The fact that components can be implemented in terms of other
components highlights some important issues. First, it implies that
there are some constraints between components, and the order in which
certain components are performed may (or may not) be important,
depending on the particular component(s) in question. Furthermore, we
have already demonstrated the decomposition of components by
implicitly assuming that every OCR will perform segmentation,
identification and formatting. Although this is probably true, in the
interests of completely generality, Conjecture has also formalized the
entire OCR process into a ProcessModule. More on this later.
The Component-related class diagram of Conjecture currently looks like
this:
Notice that the four issues that Conjecture has currently formalized
exist as subclass hierarchies of an abstract Component class. The
ProcessComponent class defines an interface (collection of methods)
that together are responsible for the entire optical character
recognition process. Currently, the interface for all classes consists
of a single 'execute(Page* page)' method, although more methods may be
added to individual Component hierarchies as the framework evolves.
Subclasses of the Component hierarchies provide alternative
implementations. For example, the StandardProcess subclass of
ProcessComponent provides what will probably be the most common
implementation of the Process component - perform segementation, then
identification, then formatting. This default implementation knows
that the concepts of segmentation, identification and formatting have
been formalized into Components of their own, and thus, when it wants
to perform segmentation, asks the Conjecture environment for an object
that implements the SegmentComponent interface. Once it has obtained
this object, it can invoke the 'execute(Page*page)' method on it
(because it knows that this method is part of the SegmentComponent
interface). The StandardProcess class needs to know absolutely nothing
about the actual subclass of SegmentComponent being used in order to
provide segmentation. This means that the StandardProcess class can
work with any SegmentComponent (and any IdentifyComponent and
FormatComponent), making the framework highly modular and flexible.

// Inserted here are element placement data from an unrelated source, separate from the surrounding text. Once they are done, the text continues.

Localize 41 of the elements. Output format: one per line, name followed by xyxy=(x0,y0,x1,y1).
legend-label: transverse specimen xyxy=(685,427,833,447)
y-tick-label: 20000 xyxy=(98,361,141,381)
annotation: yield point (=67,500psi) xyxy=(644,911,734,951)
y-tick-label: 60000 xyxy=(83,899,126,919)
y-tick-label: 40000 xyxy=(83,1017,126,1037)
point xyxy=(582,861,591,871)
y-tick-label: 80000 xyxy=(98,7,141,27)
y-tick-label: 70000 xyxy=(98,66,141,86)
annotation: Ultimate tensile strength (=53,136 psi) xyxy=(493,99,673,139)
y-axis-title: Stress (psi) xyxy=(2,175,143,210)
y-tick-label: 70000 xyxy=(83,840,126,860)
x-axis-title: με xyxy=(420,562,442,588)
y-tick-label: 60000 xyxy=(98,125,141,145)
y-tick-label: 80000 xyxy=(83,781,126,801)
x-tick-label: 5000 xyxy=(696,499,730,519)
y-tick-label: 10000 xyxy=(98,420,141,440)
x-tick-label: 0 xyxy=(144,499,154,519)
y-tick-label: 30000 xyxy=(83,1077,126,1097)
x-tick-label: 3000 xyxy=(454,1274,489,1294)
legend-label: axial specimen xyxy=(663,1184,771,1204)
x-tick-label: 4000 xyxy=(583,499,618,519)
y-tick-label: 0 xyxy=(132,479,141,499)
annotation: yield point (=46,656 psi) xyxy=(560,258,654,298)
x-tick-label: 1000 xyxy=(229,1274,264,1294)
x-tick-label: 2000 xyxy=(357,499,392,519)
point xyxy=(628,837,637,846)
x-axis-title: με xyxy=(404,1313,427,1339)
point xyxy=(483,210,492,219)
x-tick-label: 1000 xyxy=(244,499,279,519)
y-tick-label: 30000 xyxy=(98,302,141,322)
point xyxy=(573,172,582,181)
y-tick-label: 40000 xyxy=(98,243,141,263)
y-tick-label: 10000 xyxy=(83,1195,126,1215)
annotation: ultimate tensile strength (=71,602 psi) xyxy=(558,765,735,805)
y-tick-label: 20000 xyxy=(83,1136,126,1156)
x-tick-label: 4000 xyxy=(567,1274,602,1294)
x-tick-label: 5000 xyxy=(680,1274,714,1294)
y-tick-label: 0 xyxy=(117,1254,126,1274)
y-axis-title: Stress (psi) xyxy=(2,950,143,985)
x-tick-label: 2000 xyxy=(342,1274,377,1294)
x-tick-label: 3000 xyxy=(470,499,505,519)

The OcradProcess subclass of ProcessComponent does something different
than StandardProcess. Instead of decomposing the problem into
segmentation, identification and formatting, this class instead
invokes the "ocrad" executable as a subprocess. Whether 'ocrad'
decomposes the problem into segmentation, identification and
formatting is irrelevant from the perspective of the OcradProcess
class. All it knows is that it is responsible for taking an input
image and producing output text. It knows that the 'ocrad' executable
can do that, and thus, by invoking 'ocrad', it satisfies its mandate.
The OcradProcess is interesting because it demonstrates how Conjecture
can be used to interact with arbitrary third-party OCRs (including
even commercial ones, as long as they have a command-line interface).
Note also that the current implementation of OcradProcess will be
changing soon. Although delegation to an executable is sometimes
useful, Conjecture is about identifying and extending existing
algorithms for solving OCR problems, and as such it is much better to
link the Ocrad source code into Conjecture so that programmers have
access to the internals and can incrementally improve upon or borrow
from its implementation in the creation of new algorithms.